Marrying efficiency and excellence is not easy. Things that work and things that “shine” don’t always go hand in hand. Yet to create a solution that can be effective over time, it must offer a user experience that looks and feels easy and attractive. Each time Asana releases a new product update, it feels a flawlessly wrapped gift that its users get to unwrap.

Why it matters to Health Tech:

We are all digital consumers, regardless of the application we are interacting with, the user expectation bar is set high and a less mature industry such as health tech can’t afford to create sub-par tools. As we develop a mobile workforce management tool, our competitors are not necessarily in our field, but every mobile application our targeted users interact with daily. Elegance is just as imperative as efficiency to create a successful, sticky application.

Hotel Tonight

Lesson: If you build it smart, you still must hustle

Hotel tonight is a brilliant app allowing travelers to book a hotel stay no more than 7 days out from their reservation date. Sam Shank’s entrepreneurial drive took “a good idea” to having secured $35 million in funding and hired 100 employees. Shank’s small scrappy team built their app in only ten short weeks, but it was all hands on deck until they improved user acquisition and faced rejection from 10 VCs. Shank even manned customer service calls, sometimes answering calls at 3 am until the organization scaled.

Why it matters to health tech:

With so many added intricacies in health tech because of compliance, existing infrastructure and maturity of the industry, hustle is one of the main ingredients for startup companies to truly succeed. Not only is Hotel Tonight a genius business model,  offering a comfortable user experience, it’s also an organization built with the blood, sweat, and tears of their team – which is often the difference between a good idea, and a great company.

Zoc Doc

Lesson: Paving the way for meaningful marketplaces

Oliver Kharraz has built a billion dollar marketplace that equally serves providers’ and patients’ needs. Kharraz, a doctor himself, taught himself how to code, sold a business and paid for Medical School with the profit. After many years getting to know the Medical field intimately at McKinsey, he forged out his own opportunity in this space given that patients were taking an average of 3-4 weeks to see a doctor, but doctors were only being utilized 60% of the time.

He faced down the adoption issue head on and quickly deciphered the key stakeholders for creating a liquid marketplace and overcoming friction in adoption. Understanding that emotional connections are sometimes what it takes to really make an impact, his team would swing by doctor’s office with lattes and a big smile to build relationships that echoed the trust built into his product.

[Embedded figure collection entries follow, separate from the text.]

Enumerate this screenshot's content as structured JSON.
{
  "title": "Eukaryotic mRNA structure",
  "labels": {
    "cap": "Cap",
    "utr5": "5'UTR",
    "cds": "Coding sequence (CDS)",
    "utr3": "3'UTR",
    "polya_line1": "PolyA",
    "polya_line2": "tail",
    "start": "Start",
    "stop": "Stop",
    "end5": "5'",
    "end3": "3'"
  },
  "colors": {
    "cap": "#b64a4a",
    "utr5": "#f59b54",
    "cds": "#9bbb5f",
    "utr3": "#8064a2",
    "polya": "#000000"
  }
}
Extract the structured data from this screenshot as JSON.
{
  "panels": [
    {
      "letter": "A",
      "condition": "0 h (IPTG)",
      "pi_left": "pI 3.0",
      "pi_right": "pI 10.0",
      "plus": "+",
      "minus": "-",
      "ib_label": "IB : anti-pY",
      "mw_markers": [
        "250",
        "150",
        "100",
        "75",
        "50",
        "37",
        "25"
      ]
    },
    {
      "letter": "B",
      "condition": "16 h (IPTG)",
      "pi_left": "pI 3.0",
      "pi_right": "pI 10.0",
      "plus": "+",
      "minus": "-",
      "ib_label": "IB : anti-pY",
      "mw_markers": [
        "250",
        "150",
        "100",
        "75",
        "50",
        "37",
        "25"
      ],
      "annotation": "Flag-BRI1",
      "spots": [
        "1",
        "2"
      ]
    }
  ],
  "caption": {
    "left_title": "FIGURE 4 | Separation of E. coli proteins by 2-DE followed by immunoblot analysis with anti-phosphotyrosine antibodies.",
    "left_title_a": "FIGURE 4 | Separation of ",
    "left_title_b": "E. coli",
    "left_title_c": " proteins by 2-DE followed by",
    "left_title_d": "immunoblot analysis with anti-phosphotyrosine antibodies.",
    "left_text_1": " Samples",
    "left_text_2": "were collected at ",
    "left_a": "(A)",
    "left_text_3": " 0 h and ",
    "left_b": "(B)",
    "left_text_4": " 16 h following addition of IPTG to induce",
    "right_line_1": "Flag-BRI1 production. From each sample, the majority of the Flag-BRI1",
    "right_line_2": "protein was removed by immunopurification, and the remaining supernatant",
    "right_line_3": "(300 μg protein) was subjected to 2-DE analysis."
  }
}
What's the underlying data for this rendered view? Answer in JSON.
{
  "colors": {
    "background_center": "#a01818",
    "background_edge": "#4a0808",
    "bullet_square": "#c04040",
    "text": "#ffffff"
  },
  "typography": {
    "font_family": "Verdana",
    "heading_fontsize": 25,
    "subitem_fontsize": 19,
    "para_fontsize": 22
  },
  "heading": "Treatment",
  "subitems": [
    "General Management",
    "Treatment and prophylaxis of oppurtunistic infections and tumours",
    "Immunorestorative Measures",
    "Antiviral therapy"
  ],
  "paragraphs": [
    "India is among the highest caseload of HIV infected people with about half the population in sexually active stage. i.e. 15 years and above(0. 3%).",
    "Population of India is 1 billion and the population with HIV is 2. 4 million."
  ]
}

Why it matters to health tech:

Zoc Doc was one of the first health tech pioneers. Their solution seems so effortless and obvious, but anyone scything through this digital virgin land, can fully grasp the determination and wherewithal it must’ve taken to get where they are now. Hat’s off to Zoc Doc, thanks for doing what you’ve done.

About The Author:

Assaf Shalvi, CEO and Founder of Swift Shift, is an entrepreneur passionate about creating infrastructure to empower labor force sectors on the low end of the earning scale. Prior to launching Swift Shift, Shalvi built, an employee marketplace platform, and worked for MAXIMUS, where he assisted governments in upgrading and streamlining workforce participation programs and policies.